Recently, the U.S. Small Business Administration (SBA) compiled a report addressing some of the biggest threats to online security for small business owners,
“Small businesses are becoming a larger target for criminals seeking to access sensitive data because attackers are well aware that small businesses have limited resources or personnel dedicated to information system security,” the report reads.
Above all else, experts say, it’s vitally important for businesses with an online presence to ensure that they are using a PCI compliant vendor for processing consumer payments.
Given that 85% of all credit card-related security breaches occur at smaller companies, small businesses are compelled like never before to take responsible steps to protect customer privacy and financial data. In particular, this means going the extra mile to ensure that their merchant account details and equipment are PCI compliant.
Although the term “PCI compliant” is ubiquitous in the world of business today, few can actually explain what it means. So what is the PCI data security standard and why should you care about it?
The PCI Security Standards Council was formed in September 2006 by the five major credit card brands: Visa, MasterCard, American Express, Discover, and the Japanese Credit Bureau (JCB). Ever since, the Payment Card Industry (PCI) data security standard has played an integral part in shielding consumer payment card data from criminals.
The standard outlines a set of 12 specific requirements that cover six different goals. According to MyPCI.com, the goals include: (1) Build and Maintain a Secure Network; (2) Protect Cardholder Data; (3) Maintain a Vulnerability Management Program; (4) Implement Strong Access Control Measures; (5) Regularly Monitor and Test Networks; (6) Maintain an Information Security Policy.

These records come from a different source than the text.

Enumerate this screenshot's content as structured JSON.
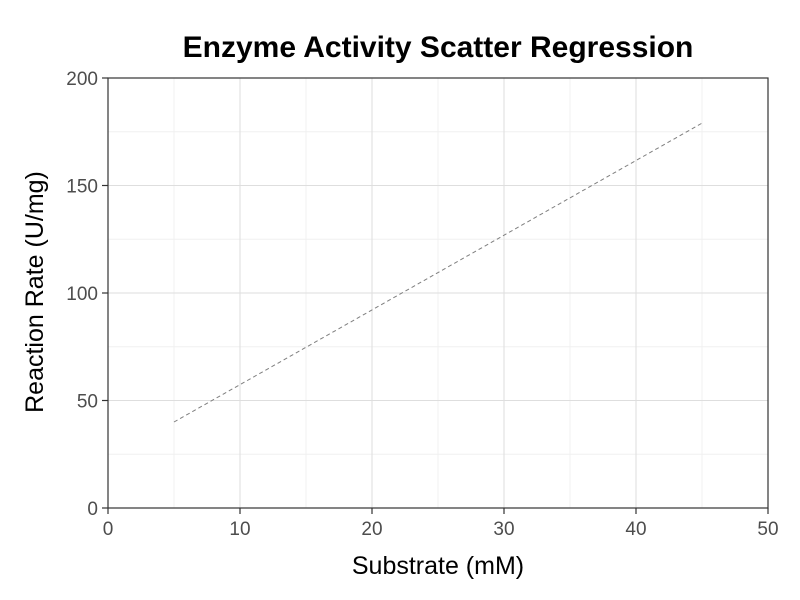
{
  "chart_data": {
    "type": "line",
    "title": "Enzyme Activity Scatter Regression",
    "xlabel": "Substrate (mM)",
    "ylabel": "Reaction Rate (U/mg)",
    "xlim": [
      0,
      50
    ],
    "ylim": [
      0,
      200
    ],
    "x_ticks": [
      0,
      10,
      20,
      30,
      40,
      50
    ],
    "y_ticks": [
      0,
      50,
      100,
      150,
      200
    ],
    "x_tick_labels": [
      "0",
      "10",
      "20",
      "30",
      "40",
      "50"
    ],
    "y_tick_labels": [
      "0",
      "50",
      "100",
      "150",
      "200"
    ],
    "grid": true,
    "series": [
      {
        "style": "dashed",
        "color": "#7f7f7f",
        "x": [
          5,
          45
        ],
        "y": [
          40,
          179
        ]
      }
    ]
  }
}
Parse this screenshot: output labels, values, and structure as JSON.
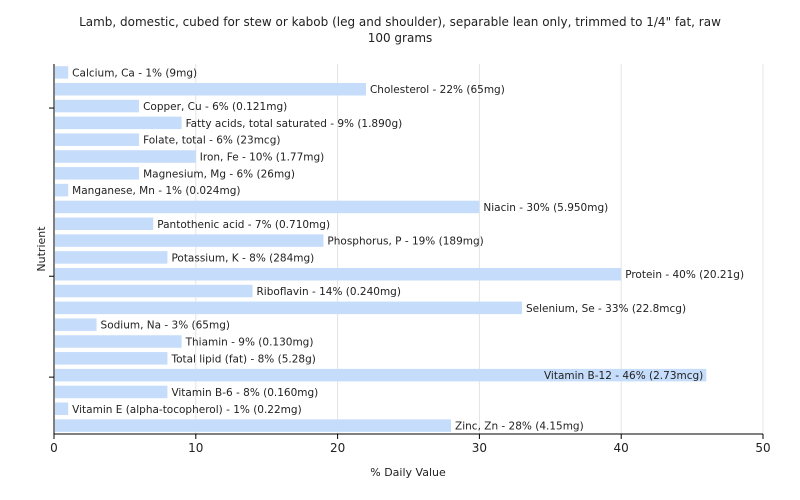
{
  "chart_data": {
    "type": "bar",
    "orientation": "horizontal",
    "title_line1": "Lamb, domestic, cubed for stew or kabob (leg and shoulder), separable lean only, trimmed to 1/4\" fat, raw",
    "title_line2": "100 grams",
    "xlabel": "% Daily Value",
    "ylabel": "Nutrient",
    "xlim": [
      0,
      50
    ],
    "xticks": [
      0,
      10,
      20,
      30,
      40,
      50
    ],
    "grid": true,
    "bar_color": "#c5dcfb",
    "categories": [
      "Calcium, Ca - 1% (9mg)",
      "Cholesterol - 22% (65mg)",
      "Copper, Cu - 6% (0.121mg)",
      "Fatty acids, total saturated - 9% (1.890g)",
      "Folate, total - 6% (23mcg)",
      "Iron, Fe - 10% (1.77mg)",
      "Magnesium, Mg - 6% (26mg)",
      "Manganese, Mn - 1% (0.024mg)",
      "Niacin - 30% (5.950mg)",
      "Pantothenic acid - 7% (0.710mg)",
      "Phosphorus, P - 19% (189mg)",
      "Potassium, K - 8% (284mg)",
      "Protein - 40% (20.21g)",
      "Riboflavin - 14% (0.240mg)",
      "Selenium, Se - 33% (22.8mcg)",
      "Sodium, Na - 3% (65mg)",
      "Thiamin - 9% (0.130mg)",
      "Total lipid (fat) - 8% (5.28g)",
      "Vitamin B-12 - 46% (2.73mcg)",
      "Vitamin B-6 - 8% (0.160mg)",
      "Vitamin E (alpha-tocopherol) - 1% (0.22mg)",
      "Zinc, Zn - 28% (4.15mg)"
    ],
    "values": [
      1,
      22,
      6,
      9,
      6,
      10,
      6,
      1,
      30,
      7,
      19,
      8,
      40,
      14,
      33,
      3,
      9,
      8,
      46,
      8,
      1,
      28
    ]
  }
}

Although it sounds like a lot to handle, your merchant service provider can be trusted to help ensure that you remain PCI compliant.
According to North American Bancard, a trusted provider of merchant services to more than 180,000 businesses in North America, a quality service provider “takes multiple steps to ensure that your business is PCI compliant.”
As NAB explains on its official blog, your merchant service provider takes care to continually update their terminal software (the software that your business uses in its pay terminals) so that they can easily remedy any compliance issues that may arise.
“They also employ a team of trained professionals, who are available 24/7, to help make sure that merchant and agents are PCI compliant. This means preventing errors and credit card fraud, saving both yourself and your customers a whole lot of potential headaches.”
Bob Russo, General Manager of the PCI Security Standards Council, believes that it has never been more important for business owners to learn more about PCI compliance and basic security practices. “Education is a big issue,” Russo asserts. “Some of the smaller merchants that just come into the business don’t really know what their responsibilities are with regard to handling credit cards.”